The next afternoon I disconnected the doorbell.”

Price gives us access to the narrator’s imaginings of what the “team” thinks, while at the same time implying how ostracized and paranoid the narrator has become. This paranoia fuels her desire to further do in life what she did with the doorbell: disconnect. We still don’t have a sense of what happened to her spouse—Did she kill him? Did she have a reason to?—but the context is beginning to take shape.

Next, Price brings us further into the past to illuminate the nature of the narrator and her husband’s relationship. It appears that he was intolerably loud, so much so that she buys earplugs to wear at all time in order to escape his noise. Here’s her reasoning for the purchase.

“The raucous clatter of your boots as they slammed into the wall wouldn’t make me jump. The way you put the dishes in the sink, clattering and clanging until I was sure each had broken into a million tiny pieces wouldn’t cause my teeth to grind. The way you always screamed into the telephone, as though you were at the center of the storm, wouldn’t make my veins burst and skin bruise. Stop yelling I used to tell you. I’m right here.

I ached, always, for quiet.”

So, was her need for quiet excessive, or the noise her husband made? It’s purposefully uncertain, due to Price’s decision to tell this story in first person, from the perspective of the narrator—who has become increasingly unreliable. But her unreliability isn’t manipulative. The protagonist is trying to make sense of her actions, not trying to deceive us as to their nature. Her unreliability is more that of a perspective slanted by an honest but growing inability to grasp the larger picture. She gets the earplugs and shuts out her husband and the world, believing her reasons are sound and justified.

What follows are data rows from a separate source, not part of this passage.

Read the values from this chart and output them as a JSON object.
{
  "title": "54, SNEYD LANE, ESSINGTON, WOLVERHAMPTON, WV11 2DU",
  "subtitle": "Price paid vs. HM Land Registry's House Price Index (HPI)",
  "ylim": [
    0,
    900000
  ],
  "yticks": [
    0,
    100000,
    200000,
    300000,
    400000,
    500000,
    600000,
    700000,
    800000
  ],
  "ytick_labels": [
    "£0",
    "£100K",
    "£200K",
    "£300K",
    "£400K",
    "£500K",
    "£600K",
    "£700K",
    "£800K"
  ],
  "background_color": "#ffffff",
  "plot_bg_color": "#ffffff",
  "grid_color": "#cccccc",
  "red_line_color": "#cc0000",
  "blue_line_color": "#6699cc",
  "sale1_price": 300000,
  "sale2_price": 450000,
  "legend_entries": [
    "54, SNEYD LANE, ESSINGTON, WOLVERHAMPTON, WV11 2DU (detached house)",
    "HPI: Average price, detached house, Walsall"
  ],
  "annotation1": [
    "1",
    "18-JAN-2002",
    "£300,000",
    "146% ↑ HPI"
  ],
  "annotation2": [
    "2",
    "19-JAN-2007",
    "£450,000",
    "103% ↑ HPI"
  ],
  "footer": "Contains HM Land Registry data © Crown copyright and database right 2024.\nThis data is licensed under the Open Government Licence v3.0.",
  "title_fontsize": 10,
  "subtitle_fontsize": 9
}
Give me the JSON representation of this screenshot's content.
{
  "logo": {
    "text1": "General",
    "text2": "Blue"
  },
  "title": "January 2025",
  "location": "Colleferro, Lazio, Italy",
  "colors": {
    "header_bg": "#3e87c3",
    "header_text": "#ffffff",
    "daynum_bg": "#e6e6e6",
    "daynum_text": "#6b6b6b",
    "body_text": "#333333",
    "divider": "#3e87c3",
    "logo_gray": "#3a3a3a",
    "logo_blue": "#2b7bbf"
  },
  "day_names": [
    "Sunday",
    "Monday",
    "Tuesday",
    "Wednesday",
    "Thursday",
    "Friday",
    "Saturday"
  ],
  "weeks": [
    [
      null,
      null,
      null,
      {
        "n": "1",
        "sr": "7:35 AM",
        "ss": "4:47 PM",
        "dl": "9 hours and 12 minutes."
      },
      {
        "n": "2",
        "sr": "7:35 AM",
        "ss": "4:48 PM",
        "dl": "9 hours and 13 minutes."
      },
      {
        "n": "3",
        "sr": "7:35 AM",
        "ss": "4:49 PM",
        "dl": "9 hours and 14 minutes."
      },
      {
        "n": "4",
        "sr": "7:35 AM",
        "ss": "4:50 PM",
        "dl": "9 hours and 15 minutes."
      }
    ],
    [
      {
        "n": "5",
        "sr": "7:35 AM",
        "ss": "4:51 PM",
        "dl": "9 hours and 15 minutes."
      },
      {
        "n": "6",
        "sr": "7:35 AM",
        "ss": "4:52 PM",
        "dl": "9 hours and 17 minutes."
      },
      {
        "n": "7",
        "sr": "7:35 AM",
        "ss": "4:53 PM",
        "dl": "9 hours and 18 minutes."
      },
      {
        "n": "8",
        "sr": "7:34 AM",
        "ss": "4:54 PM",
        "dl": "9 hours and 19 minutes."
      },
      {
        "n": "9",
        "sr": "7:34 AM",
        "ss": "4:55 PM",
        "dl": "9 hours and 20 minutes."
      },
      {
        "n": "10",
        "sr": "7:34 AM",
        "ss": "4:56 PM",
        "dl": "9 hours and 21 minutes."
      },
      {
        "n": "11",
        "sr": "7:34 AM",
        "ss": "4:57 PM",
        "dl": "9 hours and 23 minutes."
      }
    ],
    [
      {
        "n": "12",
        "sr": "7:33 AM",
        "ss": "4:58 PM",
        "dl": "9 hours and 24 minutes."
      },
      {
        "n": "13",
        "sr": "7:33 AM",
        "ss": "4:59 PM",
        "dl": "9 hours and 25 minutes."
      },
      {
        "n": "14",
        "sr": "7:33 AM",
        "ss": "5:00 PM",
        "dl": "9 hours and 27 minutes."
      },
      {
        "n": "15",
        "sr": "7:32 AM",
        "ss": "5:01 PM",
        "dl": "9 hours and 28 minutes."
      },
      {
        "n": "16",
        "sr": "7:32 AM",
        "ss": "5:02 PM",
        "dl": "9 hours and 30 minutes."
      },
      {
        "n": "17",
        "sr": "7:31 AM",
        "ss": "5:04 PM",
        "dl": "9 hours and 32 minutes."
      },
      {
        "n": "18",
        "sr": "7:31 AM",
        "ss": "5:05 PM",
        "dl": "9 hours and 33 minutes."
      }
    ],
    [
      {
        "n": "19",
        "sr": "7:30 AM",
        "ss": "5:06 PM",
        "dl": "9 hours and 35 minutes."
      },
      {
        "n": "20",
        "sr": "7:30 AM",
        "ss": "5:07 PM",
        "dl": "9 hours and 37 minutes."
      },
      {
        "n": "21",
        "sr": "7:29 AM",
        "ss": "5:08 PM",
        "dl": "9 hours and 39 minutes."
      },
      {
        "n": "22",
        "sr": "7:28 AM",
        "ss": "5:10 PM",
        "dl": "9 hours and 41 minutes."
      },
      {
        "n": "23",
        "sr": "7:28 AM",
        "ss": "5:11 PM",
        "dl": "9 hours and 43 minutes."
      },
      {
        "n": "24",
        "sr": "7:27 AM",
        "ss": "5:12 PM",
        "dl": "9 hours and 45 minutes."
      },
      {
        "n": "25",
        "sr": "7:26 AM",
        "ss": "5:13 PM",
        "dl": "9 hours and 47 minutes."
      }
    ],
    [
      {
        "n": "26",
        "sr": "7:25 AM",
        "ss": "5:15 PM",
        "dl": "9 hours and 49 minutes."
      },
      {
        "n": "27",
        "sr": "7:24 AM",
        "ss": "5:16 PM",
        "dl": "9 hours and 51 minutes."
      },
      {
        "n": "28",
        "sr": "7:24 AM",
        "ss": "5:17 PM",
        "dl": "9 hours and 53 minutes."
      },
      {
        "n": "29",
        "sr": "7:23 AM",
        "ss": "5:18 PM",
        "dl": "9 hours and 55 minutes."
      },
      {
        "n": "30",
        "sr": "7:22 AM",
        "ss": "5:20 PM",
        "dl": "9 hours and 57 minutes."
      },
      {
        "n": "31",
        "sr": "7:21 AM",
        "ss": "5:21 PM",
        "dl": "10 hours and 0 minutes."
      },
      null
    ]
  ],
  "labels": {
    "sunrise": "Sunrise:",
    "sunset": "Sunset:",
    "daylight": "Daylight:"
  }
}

Price returns to the immediate concerns of the body decaying on the loveseat. We find that as months rolled by to winter, the “children became feral,” barricading themselves in their room with the dog. Four months in, the children and dog escape, and she’s alone with the body, a presence that’s growing on her mind. We also discover some final clues to the nature of her husband’s death.

“September was when I first saw you lay down to a nap. Though it may have started earlier. I had stopped noticing much of your rhythms by then…Your arms drooped from your shoulders as though the sockets had become loose, or those inflated hands too heavy to lift. The children exhausted you. The weak sun shone too brightly for your eyes to see. And when I remembered to pull the buds from my ears, your impassioned shouts had turned to crackling complaints full of static.

Just an hour, you pled. Just an hour and you’d be back to your old self.

When that hour became all night, I relished the empty bed. When it became days I left out the plugs altogether and skipped through the house, light and joyful. And when your nap turned into weeks, I thought it was a gift…”

Though the precise nature of her husband’s death is still clouded in mystery, the nature of the narrator’s perspective becomes more and more clear through the telling. She had begun losing her grip on reality long before her husband died, and when he does, not only is she unable to recognize reality, she loses her last connection to someone who could help keep her grounded. She spirals.

One of the more remarkable aspects of this story is Price’s ability to show the way in which reason is beholden to perspective. Given her viewpoint of the world, and particular set of struggles, the narrator’s decision to do what she did in her own eyes can appear reasonable.

By the end of the story—which I won’t ruin—it’s clear that the narrator has come to a place where she can reflect and try to make sense of what happened. But that’s the difficulty—for the narrator and for us. We can’t answer the question what we did without also answering who we were.